Three Web tracks of TREC (from 2009 to 2011) have been using the ClueWeb so far. Each track has provided 50 queries based on which we build the new testbeds. Within the full ClueWeb dataset, Wikipedia is the main contributor of relevant documents for Web track queries. The total size of Wikipedia is about 6 million documents, which is reasonable for creating a separate testbed.
We extract all Wiki documents, and apply the same K-means algorithm that was used for creating the TREC4-Kmeans. We also select only 106 queries which contain at least one relevant Wikipedia document (out of the 150 provided queries) for training and testing. In the end, we constructed 100 information sources for the testbed ClueWeb-Wiki, with statistics provided in the Table below.

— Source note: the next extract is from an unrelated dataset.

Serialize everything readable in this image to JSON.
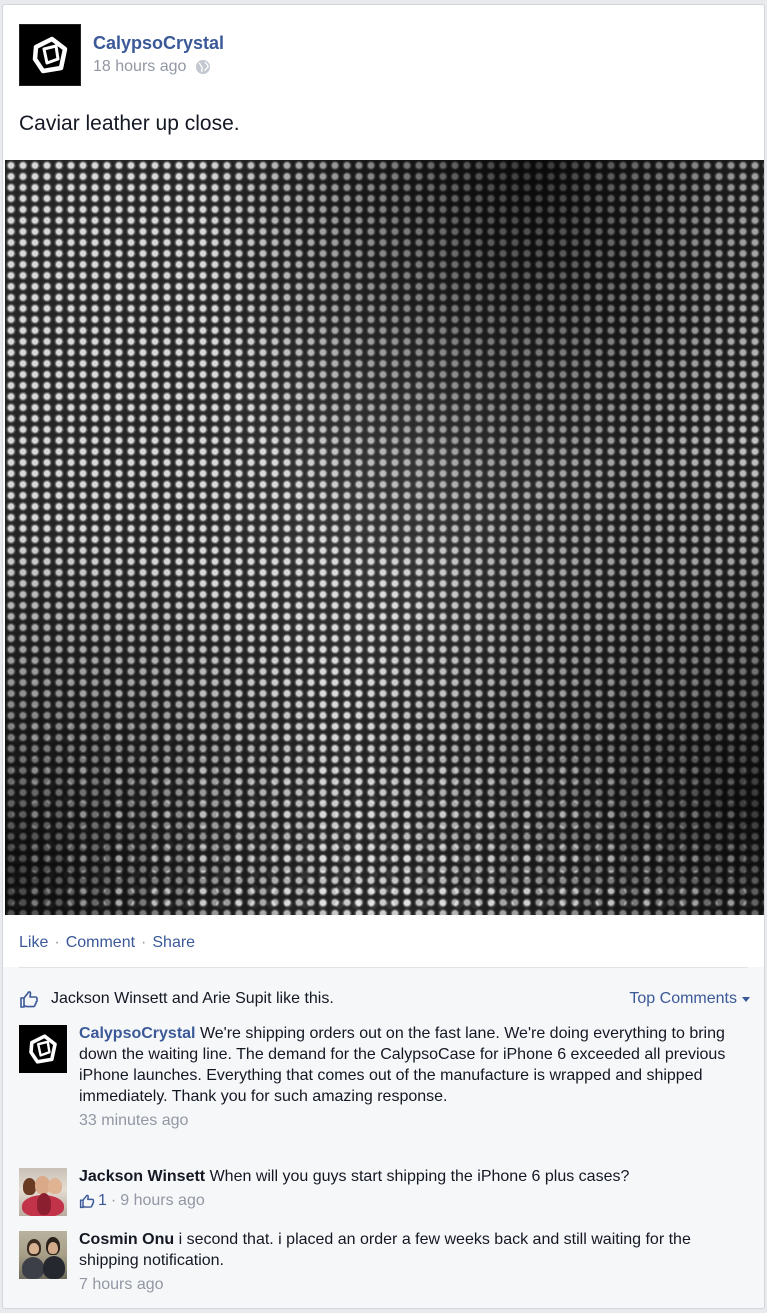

For the rest of the English ClueWeb, we mainly divide documents by their domains. After filtering out spam as mentioned above, we first extracted all documents' URLs, and checked their main domains. For instance, the URL www.plus.google.com has a google.com domain, whereas something.bbc.co.uk has a bbc.co.uk domain. We then divide all domains into two groups: one group of domains has at least one document relevant to any of the 150 queries (there are 4,655 of such domains), the other group consists of domains without any relevant documents.

In the end, a total of 2,780 information sources were created, including 100 sources of Wikipedia.

Testbed Size (GB) # of inf. sources # of documents min # of docs max # of docs avg # of docs
ClueWeb-Wiki 252 100 5,957,529 4,400 434,525 59,290.28
ClueWeb-E 4,500* 2,780 151,161,188 48 3,417,805 54,364.27

*: estimated

Downloads

The zip file contains one or more assignment files. Each file has multiple lines with the following format:

document_id assigned_source

Documents not in the list were considered spam and have been excluded.

References

  1. Cormack, M. Smucker, and C. Clarke. Efficient and effective spam filtering and re-ranking for large web datasets. Information Retrieval, pages 1–25, 2011.